That was the answer given by a person in a space travel video I watched recently. He had been asked to estimate the odds that he would wake up the next morning on Mars. Since, at least as I write this, no human being has yet set foot on Mars, let alone slept there, and since no known human technology can transport someone between planets overnight, his response seems perfectly reasonable.
But is it accurate? Most of us, I suspect, would say it is. But some would disagree.
Chief among the naysayers would be those who embrace and promote a field of study known as quantum mechanics. A fundamental dogma of quantum theory is that no one can ever say with absolute certainty that something can or can’t happen. That’s because, in their worldview, uncertainty is built into the subatomic fabric of the universe.
In practical terms, that means we can never say never. We can only speak in terms of likelihood and probabilities. Confined within the canon of quantum physics, the most emphatic statement we could make is that waking up on Mars tomorrow morning would be a low-probability event.
Of course, if that were true the same could and indeed must be said about Jesus’ resurrection.
For the better part of the last 2,000 years, standard arguments used to deny the reality of Jesus’ resurrection have included claims that no one has seen someone come back to life after he has died and been buried; that the resurrection of the body would violate that laws of nature; and that, therefore, Jesus’ resurrection never could have happened.

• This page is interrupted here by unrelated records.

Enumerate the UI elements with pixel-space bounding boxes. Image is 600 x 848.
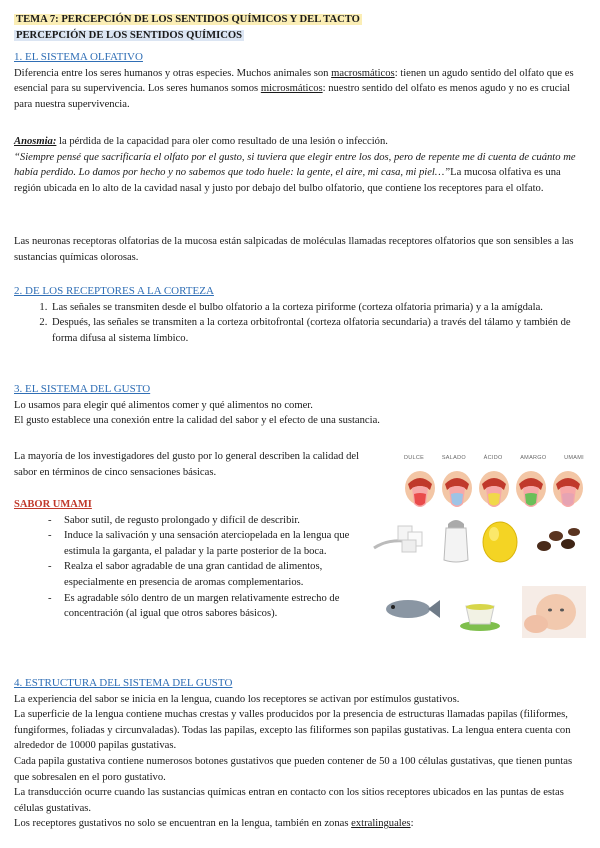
list-item: - Induce la salivación y una sensación aterciopelada en la lengua que estimula la garganta, el paladar y la parte posterior de la boca. [48, 528, 374, 559]
title-block [14, 12, 586, 43]
neuronas-paragraph: Las neuronas receptoras olfatorias de la mucosa están salpicadas de moléculas llamadas receptores olfatorios que son sensibles a las sustancias químicas olorosas. [14, 236, 574, 263]
list-item: 2. Después, las señales se transmiten a la corteza orbitofrontal (corteza olfatoria secundaria) a través del tálamo y también de forma difusa al sistema límbico. [50, 315, 586, 346]
taste-label: DULCE [404, 455, 425, 461]
tongue-face [552, 470, 584, 510]
sensaciones-paragraph: La mayoría de los investigadores del gusto por lo general describen la calidad del sabor en términos de cinco sensaciones básicas. [14, 451, 360, 478]
section-heading-olfativo: 1. EL SISTEMA OLFATIVO [14, 51, 143, 63]
taste-label: AMARGO [520, 455, 547, 461]
section-olfativo [14, 50, 586, 112]
tongue-face [441, 470, 473, 510]
anosmia-block [14, 134, 586, 196]
list-item: - Sabor sutil, de regusto prolongado y difícil de describir. [48, 513, 374, 529]
extralinguales-paragraph: Los receptores gustativos no solo se encuentran en la lengua, también en zonas extralinguales: [14, 818, 414, 830]
anosmia-quote: “Siempre pensé que sacrificaría el olfato por el gusto, si tuviera que elegir entre los dos, pero de repente me di cuenta de cuánto me había perdido. Lo damos por hecho y no sabemos que todo huele: la gente, el aire, mi casa, mi piel…” [14, 151, 576, 179]
page-title: TEMA 7: PERCEPCIÓN DE LOS SENTIDOS QUÍMICOS Y DEL TACTO [16, 14, 360, 25]
section-heading-umami: SABOR UMAMI [14, 499, 92, 510]
green-tea-image [458, 592, 502, 632]
list-item: 1. Las señales se transmiten desde el bulbo olfatorio a la corteza piriforme (corteza olfatoria primaria) y a la amígdala. [50, 300, 586, 316]
section-heading-corteza: 2. DE LOS RECEPTORES A LA CORTEZA [14, 285, 214, 297]
lemon-image [480, 518, 520, 564]
section-estructura: 4. ESTRUCTURA DEL SISTEMA DEL GUSTO La experiencia del sabor se inicia en la lengua, cuando los receptores se activan por estímulos gustativos. La superficie de la lengua contiene muchas crestas y valles producidos por la presencia de estructuras llamadas papilas (filiformes, fungiformes, foliadas y circunvaladas). Todas las papilas, excepto las filiformes son papilas gustativas. La lengua entera cuenta con alrededor de 10000 papilas gustativas. Cada papila gustativa contiene numerosos botones gustativos que pueden contener de 50 a 100 células gustativas, que tienen puntas que sobresalen en el poro gustativo. La transducción ocurre cuando las sustancias químicas entran en contacto con los sitios receptores ubicados en las puntas de estas células gustativas. Los receptores gustativos no solo se encuentran en la lengua, también en zonas extralinguales: [14, 676, 586, 832]
section-heading-gusto: 3. EL SISTEMA DEL GUSTO [14, 383, 151, 395]
quote-paragraph: “Siempre pensé que sacrificaría el olfato por el gusto, si tuviera que elegir entre los dos, pero de repente me di cuenta de cuánto me había perdido. Lo damos por hecho y no sabemos que todo huele: la gente, el aire, mi casa, mi piel…”La mucosa olfativa es una región ubicada en lo alto de la cavidad nasal y justo por debajo del bulbo olfatorio, que contiene los receptores para el olfato. [14, 151, 576, 194]
fish-image [380, 594, 442, 624]
taste-label: UMAMI [564, 455, 584, 461]
corteza-list [14, 300, 586, 347]
taste-label: ÁCIDO [483, 455, 503, 461]
sugar-cubes-image [372, 518, 434, 558]
list-item: - Realza el sabor agradable de una gran cantidad de alimentos, especialmente en presencia de aromas complementarios. [48, 559, 374, 590]
section-gusto: 3. EL SISTEMA DEL GUSTO Lo usamos para elegir qué alimentos comer y qué alimentos no comer. El gusto establece una conexión entre la calidad del sabor y el efecto de una sustancia. [14, 382, 586, 429]
taste-illustration [404, 451, 584, 509]
section-heading-estructura: 4. ESTRUCTURA DEL SISTEMA DEL GUSTO [14, 677, 233, 689]
coffee-beans-image [534, 524, 582, 558]
paragraph-macrosmaticos: Diferencia entre los seres humanos y otras especies. Muchos animales son macrosmáticos: tienen un agudo sentido del olfato que es esencial para su supervivencia. Los seres humanos somos microsmáticos: nuestro sentido del olfato es menos agudo y no es crucial para nuestra supervivencia. [14, 67, 574, 110]
tongue-faces [404, 470, 584, 510]
tongue-face [404, 470, 436, 510]
baby-image [522, 586, 586, 638]
umami-list [14, 513, 374, 622]
section-corteza [14, 284, 586, 346]
anosmia-definition: Anosmia: la pérdida de la capacidad para oler como resultado de una lesión o infección. [14, 136, 388, 147]
section-umami [14, 497, 374, 622]
salt-shaker-image [440, 516, 472, 564]
taste-labels [404, 451, 584, 467]
tongue-face [478, 470, 510, 510]
page-subtitle: PERCEPCIÓN DE LOS SENTIDOS QUÍMICOS [16, 29, 243, 41]
list-item: - Es agradable sólo dentro de un margen relativamente estrecho de concentración (al igual que otros sabores básicos). [48, 591, 374, 622]
taste-label: SALADO [441, 455, 466, 461]
tongue-face [515, 470, 547, 510]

Wrong, wrong, and wrong – at least according to the best thinking cutting edge of today’s science has on offer. While I would find it fun to watch atheistic physicists become enmeshed in the web they have spun, that possibility raises a red flag for Christians: We should never succumb to the temptation of using any science – past, present, or future – to validate any article of our Christian faith. Galileo helps us remember why.
Galileo’s story actually began around 150 A.D., when Ptolemy taught that the earth was an immovable mass located at the center of the universe and that all celestial bodies, including the planets of our solar system, revolved around it. In the following millennium, Ptolemy’s scientific theory became Roman Catholic Church doctrine.
In 1530, Copernicus published On the Revolutions of the Heavenly Spheres, which proposed replacing Ptolemy’s geocentric model with one in which the planets orbited a central sun. A century later, Galileo wrote Dialogue Concerning the Two Chief Systems of the World – Ptolemaic and Copernican, in which he sided with Copernicus and, for his troubles, was convicted of heresy. Three hundred years after that, Pope John Paul II announced that the Inquisition’s decision concerning Galileo was mistaken.
Science is a wonderful gift from God to his human creation. I’m grateful for things like electricity and antibiotics. I’m intrigued by the possibility of traveling to Mars. But God’s people need to keep in mind that truth isn’t true because science says it’s so. Scientific “truth” is constantly changing. “Jesus Christ is the same yesterday and today and forever. Do not be led away by diverse and strange teachings” (Heb. 13:8-9).
I doubt I’ll get to see the first human footprint on Mars. But I do not doubt the day will come when I will be seated at a banquet table in heaven. My certainty about heaven doesn’t rest on what science says. Rather my assurance is rooted in the reality that the Lord is risen. He is risen indeed.